TIP:  Boundaries Change.  Remember that county and state boundary lines changed. Your ancestor might be found on the census as living in one county, but his deed might have been recorded in a different county—because when he recorded the deed to his property, the property was located in a county that later got split into different counties.

TIP:  “Original Entries.”  Since the land patent was not a document issued at the county level, it may not be obvious from local records that a man had an original entry of land. The patent did not have to be recorded at the county unless the property was sold. But in many counties, you may find a record book called “Original Entries of Land” which gives the names and property description for those persons who obtained original patents for land in a particular county.

TIP:  Other Lists.  There may also be Voter’s Lists, Tax Lists, or County Assessor’s records which confirm that a person was a patent holder based on a county tax liability against his property. You may also find a county-wide “Plat Book” which shows the same information.

TIP:  Alphabetical…Sort Of.  The clerk added names to the index as each deed was recorded.  Therefore, the names within each alphabetical group are not alphabetical.  You need to search ALL the N’s or ALL the M’s, etc.

TIP:  Handwriting Cheat Sheet.  Since the handwriting of many of the county clerks is more than terrible, make yourself a “cheat sheet.”  Copy or trace words or letters that you KNOW the meaning of.  For example you can use the name of the state (or county) to determine how the clerk forms the letters found within the name. This will help you to decipher words in the deed that contain those letters.

TIP:  Make A Copy.  Since most old deeds are hard to read they must be studied and restudied. You can’t glean every piece of information by a casual reading of the deed on the microfilm machine.  After locating the book and page # of a deed in the Index, make a copy of the actual deed.  You’ll find yourself reading and re-reading these old deeds as you discover more information about your family.

 TIP:  Watch For Neighbors.  Collect copies of the deeds for neighbors so that you can study them at your leisure. Neighbors were often family or friends who moved together.
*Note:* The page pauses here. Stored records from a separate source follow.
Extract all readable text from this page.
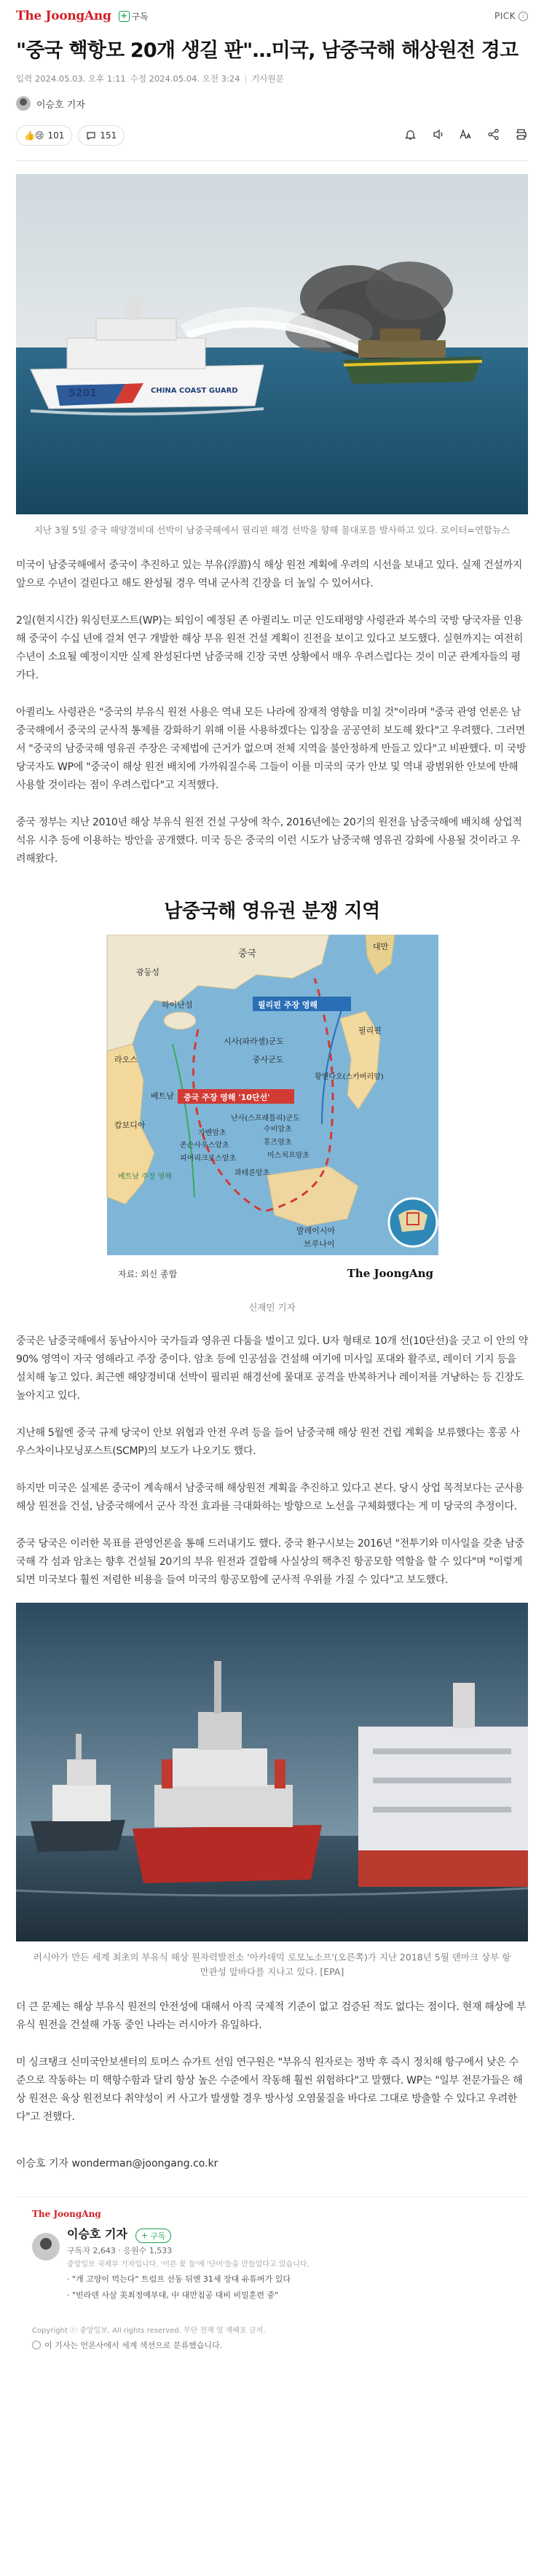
The JoongAng + 구독	PICK	i
"중국 핵항모 20개 생길 판"…미국, 남중국해 해상원전 경고
입력 2024.05.03. 오후 1:11 수정 2024.05.04. 오전 3:24 | 기사원문
이승호 기자
👍😢 101	151
5201	CHINA COAST GUARD
지난 3월 5일 중국 해양경비대 선박이 남중국해에서 필리핀 해경 선박을 향해 물대포를 발사하고 있다. 로이터=연합뉴스

미국이 남중국해에서 중국이 추진하고 있는 부유(浮游)식 해상 원전 계획에 우려의 시선을 보내고 있다. 실제 건설까지 앞으로 수년이 걸린다고 해도 완성될 경우 역내 군사적 긴장을 더 높일 수 있어서다.

2일(현지시간) 워싱턴포스트(WP)는 퇴임이 예정된 존 아퀼리노 미군 인도태평양 사령관과 복수의 국방 당국자를 인용해 중국이 수십 년에 걸쳐 연구 개발한 해상 부유 원전 건설 계획이 진전을 보이고 있다고 보도했다. 실현까지는 여전히 수년이 소요될 예정이지만 실제 완성된다면 남중국해 긴장 국면 상황에서 매우 우려스럽다는 것이 미군 관계자들의 평가다.

아퀼리노 사령관은 "중국의 부유식 원전 사용은 역내 모든 나라에 잠재적 영향을 미칠 것"이라며 "중국 관영 언론은 남중국해에서 중국의 군사적 통제를 강화하기 위해 이를 사용하겠다는 입장을 공공연히 보도해 왔다"고 우려했다. 그러면서 "중국의 남중국해 영유권 주장은 국제법에 근거가 없으며 전체 지역을 불안정하게 만들고 있다"고 비판했다. 미 국방 당국자도 WP에 "중국이 해상 원전 배치에 가까워질수록 그들이 이를 미국의 국가 안보 및 역내 광범위한 안보에 반해 사용할 것이라는 점이 우려스럽다"고 지적했다.

중국 정부는 지난 2010년 해상 부유식 원전 건설 구상에 착수, 2016년에는 20기의 원전을 남중국해에 배치해 상업적 석유 시추 등에 이용하는 방안을 공개했다. 미국 등은 중국의 이런 시도가 남중국해 영유권 강화에 사용될 것이라고 우려해왔다.

남중국해 영유권 분쟁 지역
중국
대만
광둥성
하이난섬
라오스
캄보디아
베트남
베트남 주장 영해
필리핀
시사(파라셀)군도
중사군도
황옌다오(스카버러암)
난사(스프래틀리)군도
가벤암초	수비암초
존슨사우스암초	휴즈암초
피어리크로스암초	미스치프암초
콰테론암초
말레이시아
브루나이
중국 주장 영해 '10단선'
필리핀 주장 영해
자료: 외신 종합	The JoongAng
신재민 기자

중국은 남중국해에서 동남아시아 국가들과 영유권 다툼을 벌이고 있다. U자 형태로 10개 선(10단선)을 긋고 이 안의 약 90% 영역이 자국 영해라고 주장 중이다. 암초 등에 인공섬을 건설해 여기에 미사일 포대와 활주로, 레이더 기지 등을 설치해 놓고 있다. 최근엔 해양경비대 선박이 필리핀 해경선에 물대포 공격을 반복하거나 레이저를 겨냥하는 등 긴장도 높아지고 있다.

지난해 5월엔 중국 규제 당국이 안보 위협과 안전 우려 등을 들어 남중국해 해상 원전 건립 계획을 보류했다는 홍콩 사우스차이나모닝포스트(SCMP)의 보도가 나오기도 했다.

하지만 미국은 실제론 중국이 계속해서 남중국해 해상원전 계획을 추진하고 있다고 본다. 당시 상업 목적보다는 군사용 해상 원전을 건설, 남중국해에서 군사 작전 효과를 극대화하는 방향으로 노선을 구체화했다는 게 미 당국의 추정이다.

중국 당국은 이러한 목표를 관영언론을 통해 드러내기도 했다. 중국 환구시보는 2016년 "전투기와 미사일을 갖춘 남중국해 각 섬과 암초는 향후 건설될 20기의 부유 원전과 결합해 사실상의 핵추진 항공모함 역할을 할 수 있다"며 "이렇게 되면 미국보다 훨씬 저렴한 비용을 들여 미국의 항공모함에 군사적 우위를 가질 수 있다"고 보도했다.

러시아가 만든 세계 최초의 부유식 해상 원자력발전소 '아카데믹 로모노소프'(오른쪽)가 지난 2018년 5월 덴마크 상부 항만관성 앞바다를 지나고 있다. [EPA]

더 큰 문제는 해상 부유식 원전의 안전성에 대해서 아직 국제적 기준이 없고 검증된 적도 없다는 점이다. 현재 해상에 부유식 원전을 건설해 가동 중인 나라는 러시아가 유일하다.

미 싱크탱크 신미국안보센터의 토머스 슈가트 선임 연구원은 "부유식 원자로는 정박 후 즉시 정치해 항구에서 낮은 수준으로 작동하는 미 핵항수함과 달리 항상 높은 수준에서 작동해 훨씬 위험하다"고 말했다. WP는 "일부 전문가들은 해상 원전은 육상 원전보다 취약성이 커 사고가 발생할 경우 방사성 오염물질을 바다로 그대로 방출할 수 있다고 우려한다"고 전했다.

이승호 기자 wonderman@joongang.co.kr
The JoongAng
이승호 기자 + 구독
구독자 2,643 · 응원수 1,533
중앙일보 국제부 기자입니다. '이른 꽃 들'에 '단어'들을 만들었다고 있습니다.
· "개 고양이 먹는다" 트럼프 선동 뒤엔 31세 장대 유튜버가 있다
· "빈라덴 사살 美최정예부대, 中 대만침공 대비 비밀훈련 중"
Copyright ⓒ 중앙일보. All rights reserved. 무단 전재 및 재배포 금지.
이 기사는 언론사에서 세계 섹션으로 분류했습니다.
And spouses were chosen from neighbors or members of the church or town. You need to compile names of neighbors to help locate your ancestors in a time and place or to find the elusive name of a female ancestor.
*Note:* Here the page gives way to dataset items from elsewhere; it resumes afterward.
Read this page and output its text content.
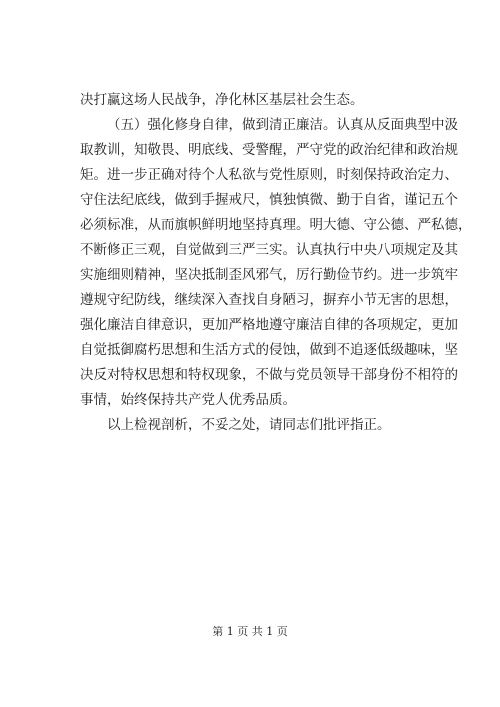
决打赢这场人民战争，净化林区基层社会生态。
（五）强化修身自律，做到清正廉洁。认真从反面典型中汲
取教训，知敬畏、明底线、受警醒，严守党的政治纪律和政治规
矩。进一步正确对待个人私欲与党性原则，时刻保持政治定力、
守住法纪底线，做到手握戒尺，慎独慎微、勤于自省，谨记五个
必须标准，从而旗帜鲜明地坚持真理。明大德、守公德、严私德，
不断修正三观，自觉做到三严三实。认真执行中央八项规定及其
实施细则精神，坚决抵制歪风邪气，厉行勤俭节约。进一步筑牢
遵规守纪防线，继续深入查找自身陋习，摒弃小节无害的思想，
强化廉洁自律意识，更加严格地遵守廉洁自律的各项规定，更加
自觉抵御腐朽思想和生活方式的侵蚀，做到不追逐低级趣味，坚
决反对特权思想和特权现象，不做与党员领导干部身份不相符的
事情，始终保持共产党人优秀品质。
以上检视剖析，不妥之处，请同志们批评指正。
第 1 页 共 1 页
TIP:  Tax Lists.  For many years there was no Federal Income Tax [hallelujah!], rather people were taxed on land, property, slaves, etc. Land Tax Lists should always be searched. If a man was taxed for land, you know he owned land. If you cannot locate a Deed and yet the man is being taxed, it’s necessary to start over and look again for a Deed.  Check the surrounding counties if necessary.

TIP:  Owners Before & After.  Once you have located deeds and deciphered the handwriting of the county clerk to determine the legal description, check the deed description in the Tract Book, if one is available. Gather the information of the owners before and after your ancestor. These deeds may contain information on inheritance, may name family members, show a division of land between heirs or if the land is sold at a minimal price it may be a giving of land to a child at their marriage.  In State Land States it is harder to track the “chain” of ownership, but remember that land and title insurance attorneys must show clear title to a piece of land for the closings that happen everyday. They have no time to spend researching each deed back to “first title” every time a piece of land is resold. Usually each courthouse has some type of record showing the chain of ownership. Ask the courthouse employees what type of record this is and where it is located. Go as far back as possible—you have no way of knowing who may be related to whom.

TIP:  A Woman’s Dower Rights.  The dower right of any validly married woman was established as soon as her husband possessed real property that could be inherited by his children. A married woman owned an immediate and conveyable interest in one-third of all her husband’s lands during his lifetime, but no title to any portion of them. However, he could not legally dispose of the land without her consent, and if he did so, she could bring suit to recover the value of her one-third interest from the person who had received title to the land from her husband. It was required in many colonies and states that she be interviewed privately and sign a statement relinquishing her dower interest in any parcels he sold in order to convey a clear title to the buyer.